Dafür bekommt man 3D statt 2D, das ist mehr. Dafür bekommt man 4k statt 2k, das ist mehr. Fotos werden zur »Experience«, der Desktop-Hintergrund wird zur virtuellen Umgebung, gerne mit einer Mondlandschaft. Mit Sound, das ist mehr. Das Musikvideo wird zum atemberaubenden Erlebnis, ein Schmetterling setzt sich einem buchstäblich auf den Finger (oder was man der Brille stattdessen hinhält, ich habe schreckliche Dinge gesehen).
Man kann Fenster nicht nur vorne anordnen, sondern auch seitlich, oben und unten. Das ist mehr. Sogar hinten. Das ist noch mehr.
Man kann iPad-Apps starten, aber auch native Apps und den kompletten Mac-Desktop. Das ist mehr.
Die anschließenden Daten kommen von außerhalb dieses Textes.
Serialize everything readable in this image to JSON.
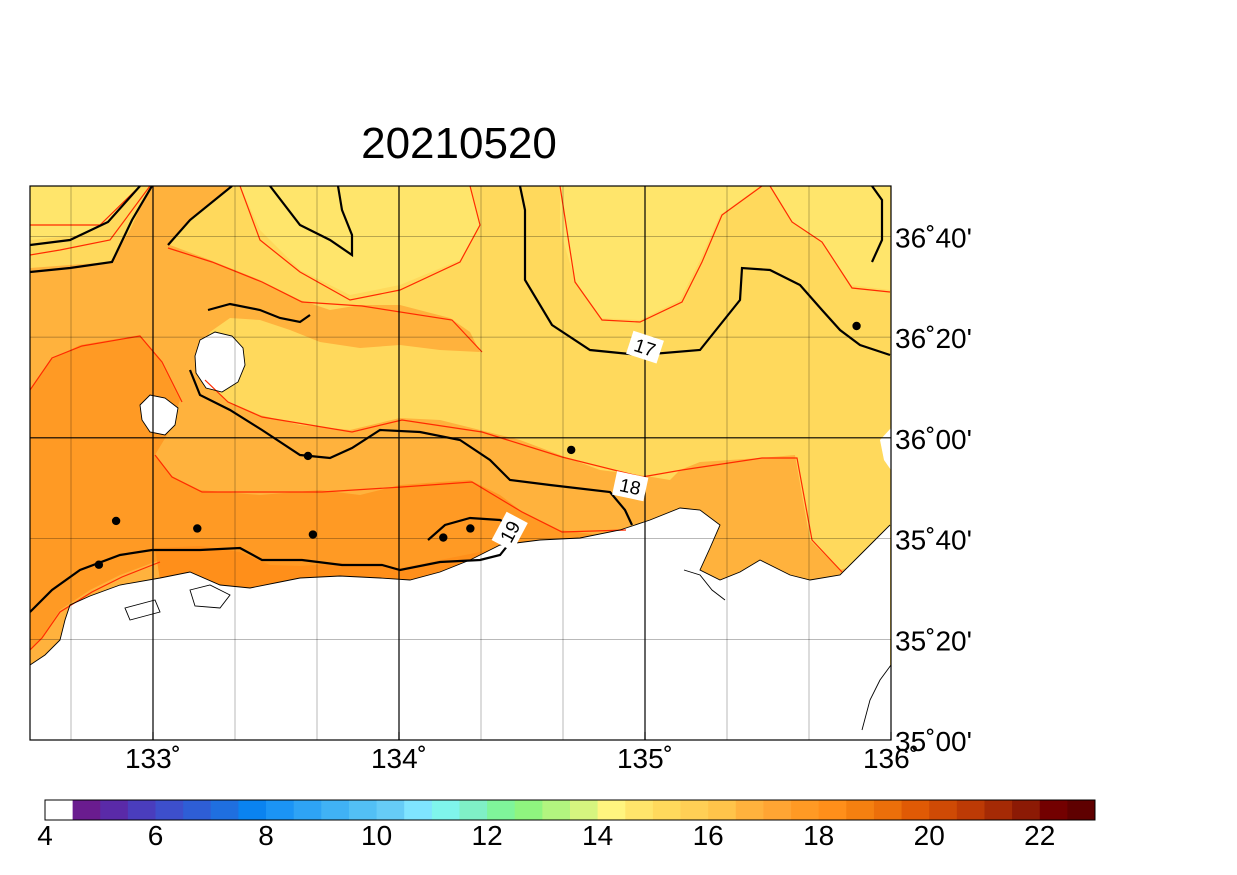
{
  "title": "20210520",
  "map": {
    "lon_range": [
      132.5,
      136.0
    ],
    "lat_range": [
      35.0,
      36.8333
    ],
    "lon_ticks": [
      {
        "value": 133,
        "label": "133˚"
      },
      {
        "value": 134,
        "label": "134˚"
      },
      {
        "value": 135,
        "label": "135˚"
      },
      {
        "value": 136,
        "label": "136˚"
      }
    ],
    "lat_ticks": [
      {
        "value": 35.0,
        "label": "35˚00'"
      },
      {
        "value": 35.3333,
        "label": "35˚20'"
      },
      {
        "value": 35.6667,
        "label": "35˚40'"
      },
      {
        "value": 36.0,
        "label": "36˚00'"
      },
      {
        "value": 36.3333,
        "label": "36˚20'"
      },
      {
        "value": 36.6667,
        "label": "36˚40'"
      }
    ],
    "contour_labels": [
      {
        "text": "17",
        "lon": 135.0,
        "lat": 36.3,
        "angle": 18
      },
      {
        "text": "18",
        "lon": 134.94,
        "lat": 35.84,
        "angle": 12
      },
      {
        "text": "19",
        "lon": 134.45,
        "lat": 35.69,
        "angle": -62
      }
    ],
    "stations": [
      {
        "lon": 132.78,
        "lat": 35.58
      },
      {
        "lon": 132.85,
        "lat": 35.725
      },
      {
        "lon": 133.18,
        "lat": 35.7
      },
      {
        "lon": 133.63,
        "lat": 35.94
      },
      {
        "lon": 133.65,
        "lat": 35.68
      },
      {
        "lon": 134.18,
        "lat": 35.67
      },
      {
        "lon": 134.29,
        "lat": 35.7
      },
      {
        "lon": 134.7,
        "lat": 35.96
      },
      {
        "lon": 135.86,
        "lat": 36.37
      }
    ]
  },
  "colorbar": {
    "labels": [
      "4",
      "6",
      "8",
      "10",
      "12",
      "14",
      "16",
      "18",
      "20",
      "22"
    ],
    "min": 4,
    "max": 23,
    "step": 0.5,
    "colors": [
      "#ffffff",
      "#6a1c8f",
      "#5a2aa8",
      "#4a3dbd",
      "#3d4fcc",
      "#2e5ed6",
      "#1f6fdf",
      "#0a83f0",
      "#1b94f5",
      "#2ea3f5",
      "#40b2f5",
      "#52c0f5",
      "#66ccf7",
      "#7fe4ff",
      "#7ff5ec",
      "#7ff0c6",
      "#7ff59a",
      "#8ff57f",
      "#b2f57f",
      "#d6f57f",
      "#fff57f",
      "#ffe56b",
      "#ffd95c",
      "#ffcf55",
      "#ffc44a",
      "#ffb23d",
      "#ffa533",
      "#ff9a24",
      "#ff8f1a",
      "#f58010",
      "#ec6f0a",
      "#e05a05",
      "#cf4a05",
      "#bd3a05",
      "#a52a05",
      "#8c1a05",
      "#730000",
      "#5f0000"
    ]
  },
  "field_colors": {
    "c16": "#ffe56b",
    "c17": "#ffd95c",
    "c17b": "#ffcf55",
    "c18": "#ffb23d",
    "c18b": "#ffa533",
    "c19": "#ff9a24",
    "c19b": "#ff8f1a",
    "land": "#ffffff"
  }
}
Man könnte eine Tabellenkalkulation so breit ziehen, dass die Spalten bis hinaus auf den Flur reichen. Oder bis runter auf die Straße, bis zum nächsten Supermarkt; und, falls der geöffnet hat, auch bis zur Kasse. Spalten, Spalten, Spalten, mehr, mehr, mehr. Theoretisch könnte man an den Spalten vorbei spazieren wie vor einer Häuserwand; aber nicht nur alleine, sondern mit fünf weiteren virtuellen Teilnehmern, denn das ist noch mehr.
Was die Leute aber mit so vielen Spalten überhaupt anfangen sollen, bleibt unklar. Vielleicht möchten sie einfach fragen: »Was zum Teufel bedeuten diese Spalten für den Erfolg meiner Werbekampagne? Welche Ausgaben haben sich gelohnt? Welche nicht?« — Die Idee, dass die App dann einfach fünfhundert weitere Spalten auswirft, ist absurd. Wir brauchen nicht Spalten, sondern Antworten.
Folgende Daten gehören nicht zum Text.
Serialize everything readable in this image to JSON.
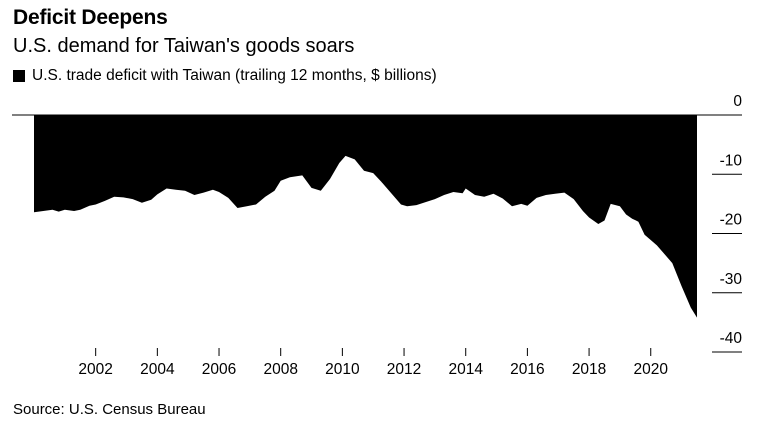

Der Ai-Pin hat als Produkt und Smartphone-Alternative nicht die richtige Antwort gegeben, aber das Team stellte zumindest die richtige Frage. Apples fantastische Ingenieure haben die richtige Antwort gegeben, aber auf welche Frage?
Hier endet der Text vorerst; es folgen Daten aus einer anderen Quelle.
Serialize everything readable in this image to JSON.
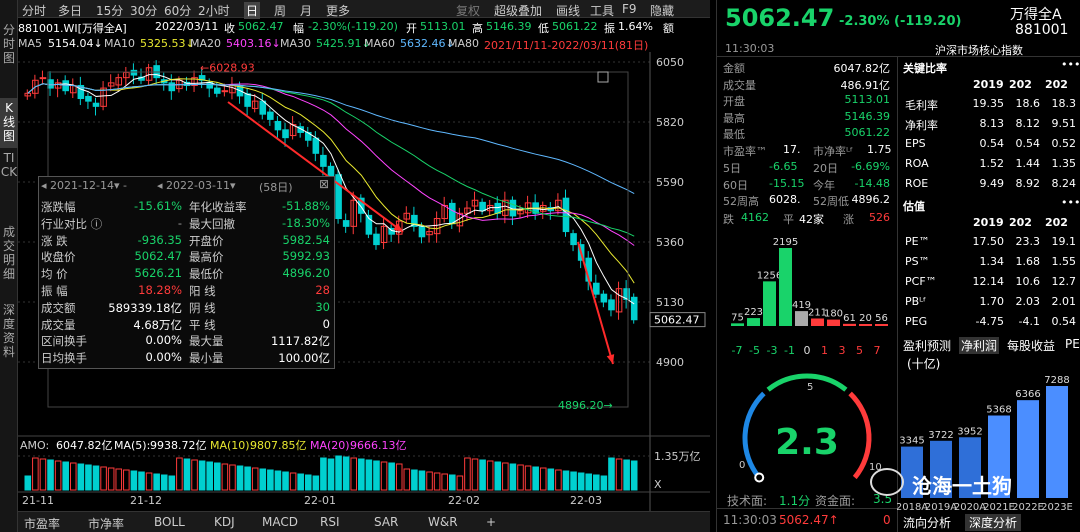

Was ist nun das Next Big Thing? Ist es KI oder die Brille oder ein Pin? Eins scheint mir jedenfalls einleuchtend: Es muss zunächst wieder simpel anfangen. Es muss das, was heute kompliziert ist, einfach machen. Und es muss dennoch mehr können. Das macht es so schwierig. Aber genau das kann Apple besonders gut. Mehr oder weniger.